There’s no such place as a no-God’s-land.
It lays out how much we matter, which is more than circumstances or stuff. The refining of our souls is worth more than our happiness or safety. The consolation of our souls is more important than our pride or shame. God leads each of us where it’s best for each to go, which isn’t the same as easiest or nicest. Neither is it the same as toughest or darkest. And it’s never quite the same as anyone else’s. It’s possible to be grateful for a lesson that hurt to learn, and it’s possible to learn from an undeserved gift. Mountaintops are wonderful, and it’s a joy to be on one, but pits are useful, and sometimes what we learn at the bottom of one can lead to mountaintops later on: for us and others.
Circumstances matter. Stuff matters. It’s important whether we’re on a high or in a low, or plugging away at the middle. Where we are isn’t a ranking, or a scorecard, or (necessarily) a test of how well our faith is doing, or how tough we are. Rather they’re important insofar as how they affect us, how we react, what we see and what we learn. They’re important in what they reveal to us, how we use them, and what we look to when we find ourselves there. Mountaintops aren’t meaningless and neither are pits. They mean lots, just not necessarily what we assume they mean. They mean the most when we find ourselves in either and discover God is there too.
Stand on a mountaintop or sit in a pit, and praise God both times. ‘Cause he’s there with us.
Two weeks ago today, my grandfather died — Al, husband to Grandma Irene who died in October. Hence the lack of posts. As before, we spent a lot of time telling stories, and there were plenty I’d never heard before. There were a few that told of things my grandpa went through that surely had him in a pit.
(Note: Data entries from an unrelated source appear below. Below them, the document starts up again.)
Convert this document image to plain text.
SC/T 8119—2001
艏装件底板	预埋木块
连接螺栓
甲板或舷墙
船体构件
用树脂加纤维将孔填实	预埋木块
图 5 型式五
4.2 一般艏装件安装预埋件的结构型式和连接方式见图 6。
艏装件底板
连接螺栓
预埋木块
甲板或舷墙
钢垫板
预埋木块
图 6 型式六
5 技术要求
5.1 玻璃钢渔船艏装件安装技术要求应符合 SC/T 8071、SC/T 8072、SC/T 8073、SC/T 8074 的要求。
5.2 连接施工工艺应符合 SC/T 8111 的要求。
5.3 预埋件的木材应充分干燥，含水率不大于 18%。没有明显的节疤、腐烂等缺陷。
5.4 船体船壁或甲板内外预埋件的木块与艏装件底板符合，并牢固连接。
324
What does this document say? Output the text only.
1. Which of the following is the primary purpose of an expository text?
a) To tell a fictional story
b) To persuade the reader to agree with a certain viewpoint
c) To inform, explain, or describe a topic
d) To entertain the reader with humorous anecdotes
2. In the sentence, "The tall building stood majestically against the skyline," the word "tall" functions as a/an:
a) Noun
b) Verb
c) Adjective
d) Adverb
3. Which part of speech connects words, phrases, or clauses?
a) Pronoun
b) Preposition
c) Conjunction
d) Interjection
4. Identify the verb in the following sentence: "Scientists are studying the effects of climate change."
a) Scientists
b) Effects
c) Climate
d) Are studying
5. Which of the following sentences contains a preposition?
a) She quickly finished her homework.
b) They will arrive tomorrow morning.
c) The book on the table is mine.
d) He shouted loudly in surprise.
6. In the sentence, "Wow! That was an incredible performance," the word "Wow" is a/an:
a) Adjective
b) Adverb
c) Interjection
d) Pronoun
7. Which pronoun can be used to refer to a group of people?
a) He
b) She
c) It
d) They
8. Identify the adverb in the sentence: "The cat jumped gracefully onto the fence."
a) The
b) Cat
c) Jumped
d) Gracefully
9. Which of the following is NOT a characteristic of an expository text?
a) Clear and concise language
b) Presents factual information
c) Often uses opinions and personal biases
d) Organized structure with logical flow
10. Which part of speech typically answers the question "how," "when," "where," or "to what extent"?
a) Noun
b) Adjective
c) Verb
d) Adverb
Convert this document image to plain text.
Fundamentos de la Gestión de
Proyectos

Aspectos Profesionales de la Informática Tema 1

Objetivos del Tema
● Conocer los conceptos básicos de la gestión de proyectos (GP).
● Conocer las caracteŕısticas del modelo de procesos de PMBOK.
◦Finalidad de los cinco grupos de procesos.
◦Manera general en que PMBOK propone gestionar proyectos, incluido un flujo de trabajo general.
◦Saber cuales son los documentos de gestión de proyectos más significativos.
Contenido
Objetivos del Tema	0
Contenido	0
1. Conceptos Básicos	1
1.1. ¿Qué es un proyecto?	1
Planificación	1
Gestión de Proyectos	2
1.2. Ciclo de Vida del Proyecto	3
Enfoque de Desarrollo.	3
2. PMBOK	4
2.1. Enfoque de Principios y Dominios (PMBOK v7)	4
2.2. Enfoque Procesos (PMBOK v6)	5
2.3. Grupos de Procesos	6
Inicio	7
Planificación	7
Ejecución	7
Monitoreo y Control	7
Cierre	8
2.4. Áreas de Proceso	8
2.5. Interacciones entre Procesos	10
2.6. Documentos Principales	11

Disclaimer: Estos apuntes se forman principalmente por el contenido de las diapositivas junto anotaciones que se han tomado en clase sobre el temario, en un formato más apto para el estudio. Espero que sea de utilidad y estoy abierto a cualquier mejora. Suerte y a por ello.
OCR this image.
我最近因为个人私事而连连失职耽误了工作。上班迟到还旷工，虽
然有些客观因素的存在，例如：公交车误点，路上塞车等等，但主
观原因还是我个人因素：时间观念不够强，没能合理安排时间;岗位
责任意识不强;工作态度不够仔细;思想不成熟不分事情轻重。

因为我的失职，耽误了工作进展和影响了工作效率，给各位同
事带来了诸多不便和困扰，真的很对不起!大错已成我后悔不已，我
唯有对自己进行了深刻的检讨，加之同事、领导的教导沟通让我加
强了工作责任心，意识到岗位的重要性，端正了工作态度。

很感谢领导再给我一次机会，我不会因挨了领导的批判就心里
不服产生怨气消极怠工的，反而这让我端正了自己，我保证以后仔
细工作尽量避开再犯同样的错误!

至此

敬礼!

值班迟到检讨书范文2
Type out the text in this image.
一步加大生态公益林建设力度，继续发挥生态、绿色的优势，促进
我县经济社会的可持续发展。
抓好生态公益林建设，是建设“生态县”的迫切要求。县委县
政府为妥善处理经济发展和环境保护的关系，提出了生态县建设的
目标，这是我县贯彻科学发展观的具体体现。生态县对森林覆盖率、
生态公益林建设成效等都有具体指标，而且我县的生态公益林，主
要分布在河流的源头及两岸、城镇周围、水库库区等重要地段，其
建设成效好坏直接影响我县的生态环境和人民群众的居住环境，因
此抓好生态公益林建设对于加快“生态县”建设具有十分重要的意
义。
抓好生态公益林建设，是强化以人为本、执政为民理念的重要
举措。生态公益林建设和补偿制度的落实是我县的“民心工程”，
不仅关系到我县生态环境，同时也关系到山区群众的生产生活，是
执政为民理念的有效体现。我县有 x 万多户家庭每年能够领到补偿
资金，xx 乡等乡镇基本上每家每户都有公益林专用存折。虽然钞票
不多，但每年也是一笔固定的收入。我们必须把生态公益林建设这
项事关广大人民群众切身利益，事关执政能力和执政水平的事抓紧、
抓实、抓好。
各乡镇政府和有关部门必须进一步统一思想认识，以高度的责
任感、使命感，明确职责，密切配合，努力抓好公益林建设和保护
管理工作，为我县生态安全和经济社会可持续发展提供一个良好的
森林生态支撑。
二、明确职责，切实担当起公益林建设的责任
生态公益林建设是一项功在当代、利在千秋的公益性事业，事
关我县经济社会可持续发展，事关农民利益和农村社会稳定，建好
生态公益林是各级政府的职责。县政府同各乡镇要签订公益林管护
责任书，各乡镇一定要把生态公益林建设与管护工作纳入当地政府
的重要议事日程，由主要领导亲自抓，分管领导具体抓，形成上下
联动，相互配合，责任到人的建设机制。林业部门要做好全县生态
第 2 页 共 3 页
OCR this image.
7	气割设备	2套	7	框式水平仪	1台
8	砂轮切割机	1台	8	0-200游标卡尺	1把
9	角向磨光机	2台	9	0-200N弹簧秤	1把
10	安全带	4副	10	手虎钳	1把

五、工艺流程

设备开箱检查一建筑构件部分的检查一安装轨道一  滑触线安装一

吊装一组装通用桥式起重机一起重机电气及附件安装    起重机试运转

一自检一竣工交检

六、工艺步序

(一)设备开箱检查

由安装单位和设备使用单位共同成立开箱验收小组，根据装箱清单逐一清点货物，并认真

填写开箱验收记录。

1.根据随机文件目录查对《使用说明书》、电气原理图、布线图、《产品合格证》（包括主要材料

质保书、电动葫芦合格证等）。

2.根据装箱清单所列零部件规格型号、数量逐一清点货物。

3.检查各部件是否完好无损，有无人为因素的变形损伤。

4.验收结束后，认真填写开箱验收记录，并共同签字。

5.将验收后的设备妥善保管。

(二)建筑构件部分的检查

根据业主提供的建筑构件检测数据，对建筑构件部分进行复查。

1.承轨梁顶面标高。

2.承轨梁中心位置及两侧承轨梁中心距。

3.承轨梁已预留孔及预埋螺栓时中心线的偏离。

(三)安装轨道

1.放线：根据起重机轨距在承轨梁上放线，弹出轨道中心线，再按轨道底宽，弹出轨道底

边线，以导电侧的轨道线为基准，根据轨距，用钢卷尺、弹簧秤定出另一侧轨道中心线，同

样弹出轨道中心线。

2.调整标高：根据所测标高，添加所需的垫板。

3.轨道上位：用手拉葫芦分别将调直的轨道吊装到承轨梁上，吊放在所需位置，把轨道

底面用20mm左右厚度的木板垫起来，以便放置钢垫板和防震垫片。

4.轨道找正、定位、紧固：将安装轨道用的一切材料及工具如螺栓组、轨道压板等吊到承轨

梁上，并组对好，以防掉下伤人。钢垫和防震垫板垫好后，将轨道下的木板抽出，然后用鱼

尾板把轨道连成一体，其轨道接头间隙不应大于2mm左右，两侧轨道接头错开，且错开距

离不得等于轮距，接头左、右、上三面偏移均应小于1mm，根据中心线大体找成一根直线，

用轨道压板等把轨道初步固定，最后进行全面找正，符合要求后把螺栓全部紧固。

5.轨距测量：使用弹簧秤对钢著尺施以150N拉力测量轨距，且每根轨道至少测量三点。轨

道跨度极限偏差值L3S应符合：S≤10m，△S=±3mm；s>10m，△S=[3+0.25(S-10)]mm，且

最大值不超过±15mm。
But they were things that, decades later, probably helped lead to mountaintops: for him, for his children, for his grandchildren, and for many people who knew him.
I know that you can do all things,
and that no purpose of yours can be thwarted.
“Who is this that hides counsel without knowledge?”
Therefore I have uttered what I did not understand,
things too wonderful for me, which I did not know.